Anyway, my point isn't "I'm right and you're wrong about processor numbering" - nobody knows - the problem is that some people here are starting to build arguments about the plausibility of rumours and the likelihood of new features based solely on what they think Apple's processor numbering scheme should be.... something that could change on a marketing wonk's whim without technical consequences.

It already sounds like they're using "cool code names" like "Jade" during development.

N.b. The A12Z was likely a 'binned' version of the A12X with the 8th GPU core enabled and (maybe) capable of slightly higher clock speeds (https://en.wikipedia.org/wiki/Apple_A12Z) so Apple would have been quite consistent if they'd called the 8-GPU-core version of the M1 the "M1a" or something. It's all ultimately a marketing choice.

 

[Apple Knowledge Navigator]

What stood out for me when Apple Silicon was announced was the use of "a family of SoC for Mac". Yes, this could take into account that several generations of M-series chips will be available in the future (i.e, the M1 could easily be around for at least 2 years), but I imagine that it will span three tiers; the base, upper and best chip of that generation. So if this was relevant to the current generation, it would be M1, M1X and M1Z.

 

[quarkysg]

IMHO, the fact that Apple can scale their SoC from low power devices to desktop class computer is an incredible feat, which nobody has done before.

 

[thenewperson]

Because the 4+4 will be used on the iPad Pro and the MacBook Air and in those applications, battery life is as important as overall performance and four efficiency cores improves battery life.

The MacBook Pros will have larger batteries so while only having two efficiency cores will increase battery drain when jobs have to be off-loaded to the performance cores, the larger battery capacity will help offset this.

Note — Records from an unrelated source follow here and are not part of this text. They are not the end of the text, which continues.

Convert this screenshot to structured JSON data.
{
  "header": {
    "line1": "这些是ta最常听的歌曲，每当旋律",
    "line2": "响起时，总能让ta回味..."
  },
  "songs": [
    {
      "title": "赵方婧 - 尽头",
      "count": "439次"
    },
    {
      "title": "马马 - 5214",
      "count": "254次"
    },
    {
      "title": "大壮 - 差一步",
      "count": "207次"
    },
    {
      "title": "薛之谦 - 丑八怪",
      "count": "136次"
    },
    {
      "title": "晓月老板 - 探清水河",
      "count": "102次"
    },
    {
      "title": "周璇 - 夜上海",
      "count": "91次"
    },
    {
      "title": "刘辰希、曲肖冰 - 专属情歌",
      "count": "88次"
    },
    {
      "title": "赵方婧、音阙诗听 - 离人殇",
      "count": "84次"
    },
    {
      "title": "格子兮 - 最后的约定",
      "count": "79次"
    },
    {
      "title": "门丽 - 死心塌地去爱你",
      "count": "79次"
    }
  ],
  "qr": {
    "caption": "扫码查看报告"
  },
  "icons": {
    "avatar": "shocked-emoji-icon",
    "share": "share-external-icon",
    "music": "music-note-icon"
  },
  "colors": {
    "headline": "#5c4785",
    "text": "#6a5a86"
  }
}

True, but then they'd use more power due to having more performance cores, as well as larger displays. But I guess they could have bigger-enough batteries to offset things such that 2 cores won't be a detriment. I'm of the assumption that it's a new architecture where 2 performance cores is enough to do what 4 would in the A14/M1.

Desktops arguably do not need efficiency cores since they are always on main power, but there are side benefits with lower power consumption and lower heat generation when they can do the job instead of handing it off to a performance core.

Right, but then it's the desktop chips that are somehow getting up to 8 performance cores. That, along with the 2 in the MBPs is what's so weird.

 

[Bodhitree]

Going to two efficiency cores would be a strange move. The four efficiency cores in M1 take up the same amount of space on the die as one performance core, so it doesn’t gain you much there, and the reasoning for supporting the OS with four efficiency cores is unlikely to be different for a larger SoC. Plus the extra design effort. I think we will have to wait and see, you can’t tell much from rumours anyway. I think a 12-core, 8+4 setup makes a lot more sense.

 

[JMacHack]

And besides, the 11980HK isn't intel's fastest chip, at least the 10980HK isn't even close, as it's a slow mobile chip.

You know what, I feel like taking another dig at intel.

They aren’t standing still, you’re right they’re moving backwards.

Intel Core i7-11700K Review: Blasting Off with Rocket Lake

www.anandtech.com

 

[CWallace]

Right, but then it's the desktop chips that are somehow getting up to 8 performance cores. That, along with the 2 in the MBPs is what's so weird.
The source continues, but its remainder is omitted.